Tokyo office supply expected to dip below 2025 levels in 2026
Tight vacancy and limited supply will support the city’s office rental momentum.
The C5W Tokyo office market continues to demonstrate strong underlying momentum, with both Grade A and large-scale Grade B rents in Q1 2026 surpassing their previous 2020 peak levels, according to Savills.
In its latest outlook, Savills noted that vacancy rates remain exceptionally tight, with some wards approaching pre-pandemic lows. This reflects sustained occupier demand alongside limited availability, particularly for large floorplate requirements, which are increasingly difficult to secure within core districts.
New office supply in 2026 is expected to fall slightly below 2025 levels, with further declines projected in 2027 and 2028. At the same time, elevated construction and land costs are likely to delay or even cancel some planned developments, further constraining future supply.

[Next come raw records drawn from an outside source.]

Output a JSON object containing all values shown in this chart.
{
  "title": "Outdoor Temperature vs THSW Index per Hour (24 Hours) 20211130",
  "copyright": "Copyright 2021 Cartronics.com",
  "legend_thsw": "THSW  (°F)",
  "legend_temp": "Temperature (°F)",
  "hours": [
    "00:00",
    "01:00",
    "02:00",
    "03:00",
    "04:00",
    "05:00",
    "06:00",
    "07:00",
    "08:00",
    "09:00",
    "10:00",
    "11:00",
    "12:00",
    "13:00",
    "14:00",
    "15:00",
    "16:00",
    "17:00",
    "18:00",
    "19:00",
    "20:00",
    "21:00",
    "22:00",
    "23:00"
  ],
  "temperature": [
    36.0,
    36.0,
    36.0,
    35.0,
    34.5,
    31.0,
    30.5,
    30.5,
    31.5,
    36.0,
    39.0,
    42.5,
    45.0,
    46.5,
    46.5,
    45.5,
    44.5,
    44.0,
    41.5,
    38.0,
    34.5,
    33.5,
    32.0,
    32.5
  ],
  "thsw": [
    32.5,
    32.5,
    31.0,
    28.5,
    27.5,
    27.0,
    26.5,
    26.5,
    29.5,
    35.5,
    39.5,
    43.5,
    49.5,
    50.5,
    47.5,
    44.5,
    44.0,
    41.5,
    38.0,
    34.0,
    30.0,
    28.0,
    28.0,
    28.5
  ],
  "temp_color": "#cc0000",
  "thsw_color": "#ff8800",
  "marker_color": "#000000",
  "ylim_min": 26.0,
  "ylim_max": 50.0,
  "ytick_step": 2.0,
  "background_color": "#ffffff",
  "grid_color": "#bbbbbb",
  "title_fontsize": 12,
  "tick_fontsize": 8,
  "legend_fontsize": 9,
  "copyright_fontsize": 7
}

Strong pre-leasing activity has already been recorded at major projects such as TOFROM YAESU TOWER, underscoring robust demand for high-quality, large-scale office space, according to Savills. This is expected to support continued tightness in the market, while pushing some tenants unable to secure core space to consider alternatives such as the Tokyo Bay Area.
Looking ahead, Savills said the positive trajectory of the Tokyo office market is expected to continue through 2026. Strong corporate profitability, expansion-driven demand and constrained new supply are likely to keep conditions tight, while the growing adoption of inflation-linked leases may further support rental growth in an environment where inflation remains persistent in Japan.